If Google searches for the data you want but is not turning up any download or API alternatives, there are a few
rules of the road to keep in mind. Search for whether the site you are targeting has a “Terms of Service” page. Also
check for a /robots.txt file that will tell you which URLs are designed for downloading by search engines and which
should be avoided. This can help you avoid getting several copies of the same article but with different ads, while also
helping the site control the load it faces.
Obeying the Terms of Service and robots.txt can also make it less likely that your IP will be blocked for offering
an excessive traffic load.
Scraping a web site will, in the most general case, require everything you have learned in Chapter 9, Chapter 10,
and this chapter about HTTP and the way that it is used by web browsers.
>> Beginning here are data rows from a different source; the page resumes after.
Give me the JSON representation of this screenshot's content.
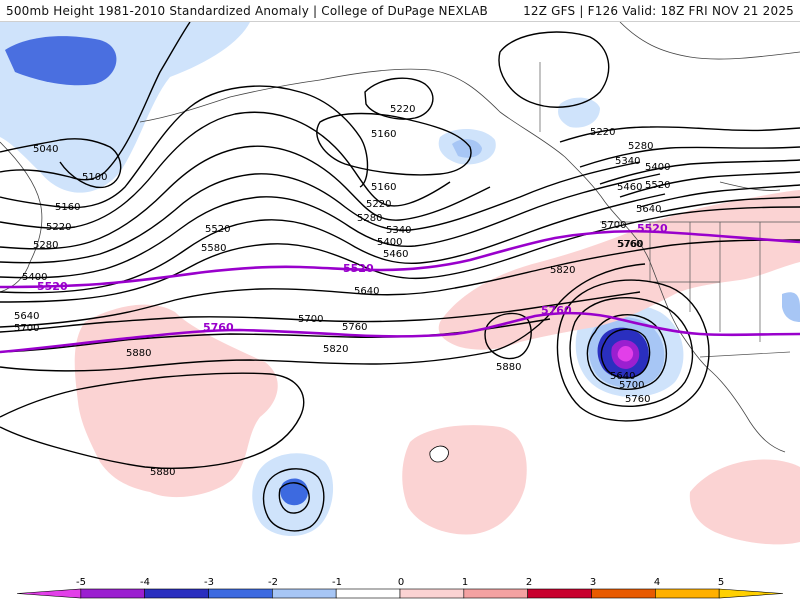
{
  "header": {
    "title": "500mb Height 1981-2010 Standardized Anomaly | College of DuPage NEXLAB",
    "run_info": "12Z GFS | F126 Valid: 18Z FRI NOV 21 2025"
  },
  "colors": {
    "contour": "#000000",
    "highlight_contour": "#9900cc",
    "anom_neg_1": "#cfe3fb",
    "anom_neg_2": "#a7c6f5",
    "anom_neg_3": "#4a6fe0",
    "anom_neg_4": "#2a2fbf",
    "anom_neg_5": "#9b1fd0",
    "anom_pos_1": "#fbd3d3",
    "anom_pos_2": "#f4a2a2",
    "coast": "#444444"
  },
  "contour_labels": [
    {
      "id": "l1",
      "text": "5040"
    },
    {
      "id": "l2",
      "text": "5100"
    },
    {
      "id": "l3",
      "text": "5160"
    },
    {
      "id": "l4",
      "text": "5220"
    },
    {
      "id": "l5",
      "text": "5280"
    },
    {
      "id": "l6",
      "text": "5400"
    },
    {
      "id": "l7",
      "text": "5520"
    },
    {
      "id": "l8",
      "text": "5640"
    },
    {
      "id": "l9",
      "text": "5700"
    },
    {
      "id": "l10",
      "text": "5760"
    },
    {
      "id": "l11",
      "text": "5880"
    },
    {
      "id": "l12",
      "text": "5880"
    },
    {
      "id": "l13",
      "text": "5160"
    },
    {
      "id": "l14",
      "text": "5220"
    },
    {
      "id": "l15",
      "text": "5160"
    },
    {
      "id": "l16",
      "text": "5220"
    },
    {
      "id": "l17",
      "text": "5280"
    },
    {
      "id": "l18",
      "text": "5340"
    },
    {
      "id": "l19",
      "text": "5400"
    },
    {
      "id": "l20",
      "text": "5460"
    },
    {
      "id": "l21",
      "text": "5520"
    },
    {
      "id": "l22",
      "text": "5580"
    },
    {
      "id": "l23",
      "text": "5520"
    },
    {
      "id": "l24",
      "text": "5640"
    },
    {
      "id": "l25",
      "text": "5700"
    },
    {
      "id": "l26",
      "text": "5760"
    },
    {
      "id": "l27",
      "text": "5760"
    },
    {
      "id": "l28",
      "text": "5820"
    },
    {
      "id": "l29",
      "text": "5820"
    },
    {
      "id": "l30",
      "text": "5760"
    },
    {
      "id": "l31",
      "text": "5880"
    },
    {
      "id": "l32",
      "text": "5220"
    },
    {
      "id": "l33",
      "text": "5280"
    },
    {
      "id": "l34",
      "text": "5340"
    },
    {
      "id": "l35",
      "text": "5400"
    },
    {
      "id": "l36",
      "text": "5460"
    },
    {
      "id": "l37",
      "text": "5520"
    },
    {
      "id": "l38",
      "text": "5640"
    },
    {
      "id": "l39",
      "text": "5700"
    },
    {
      "id": "l40",
      "text": "5520"
    },
    {
      "id": "l41",
      "text": "5760"
    },
    {
      "id": "l42",
      "text": "5640"
    },
    {
      "id": "l43",
      "text": "5700"
    },
    {
      "id": "l44",
      "text": "5760"
    }
  ],
  "legend": {
    "ticks": [
      "-5",
      "-4",
      "-3",
      "-2",
      "-1",
      "0",
      "1",
      "2",
      "3",
      "4",
      "5"
    ],
    "bins": [
      {
        "color": "#e23fe9"
      },
      {
        "color": "#9b1fd0"
      },
      {
        "color": "#2a2fbf"
      },
      {
        "color": "#3d6ae0"
      },
      {
        "color": "#a7c6f5"
      },
      {
        "color": "#ffffff"
      },
      {
        "color": "#fbd3d3"
      },
      {
        "color": "#f4a2a2"
      },
      {
        "color": "#c8002e"
      },
      {
        "color": "#e85a00"
      },
      {
        "color": "#ffb000"
      },
      {
        "color": "#ffd000"
      }
    ]
  }
}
• The GET and POST methods and how a method, path, and headers combine to form an HTTP
request
• The status codes and structure of an HTTP response, including the difference between a
success, a redirect, a temporary failure, and a permanent failure
• Basic HTTP authentication—both how it is demanded by a server response and then provided
in a client request
• Form-based authentication and how it sets cookies that then need to be present in your
subsequent requests for them to be judged authentic
• JavaScript-based authentication, where the login form performs a direct POST back to the web
server without letting the browser itself get involved in submitting the form
• The way that hidden form fields, and even new cookies, can be supplied in HTTP responses as
you are browsing to protect the site from CSRF attacks
• The difference between a query or action that appends data to the URL and performs a GET
for that location versus an action that does a direct POST of data to the server that is carried as
the request body instead
• The contrast between POST URLs designed for form-encoded data arriving from the browser
and URLs designed for direct interaction with front-end JavaScript code and therefore likely to
expect and return data in JSON or another programmer-friendly format
Scraping a complicated site will often require hours of experimentation, tweaking, and long sessions of clicking
around in your browser’s web developer tools to learn what is going on. Three tabs are essential, and all three should
be available in either Firefox or Google Chrome once you have right-clicked a page and selected Inspect Element. The
Elements tab (refer to Figure 11-1) shows you the live document, even if JavaScript has been adding and removing
things so that you can learn which elements live inside of which other ones. The Network tab (refer to Figure 11-2)
lets you hit Reload and see the HTTP request and responses—even those kicked off by JavaScript—that together have
delivered a complete page. And the Console lets you see any errors that the page is encountering, including ones that
might not be signaled to you as a user.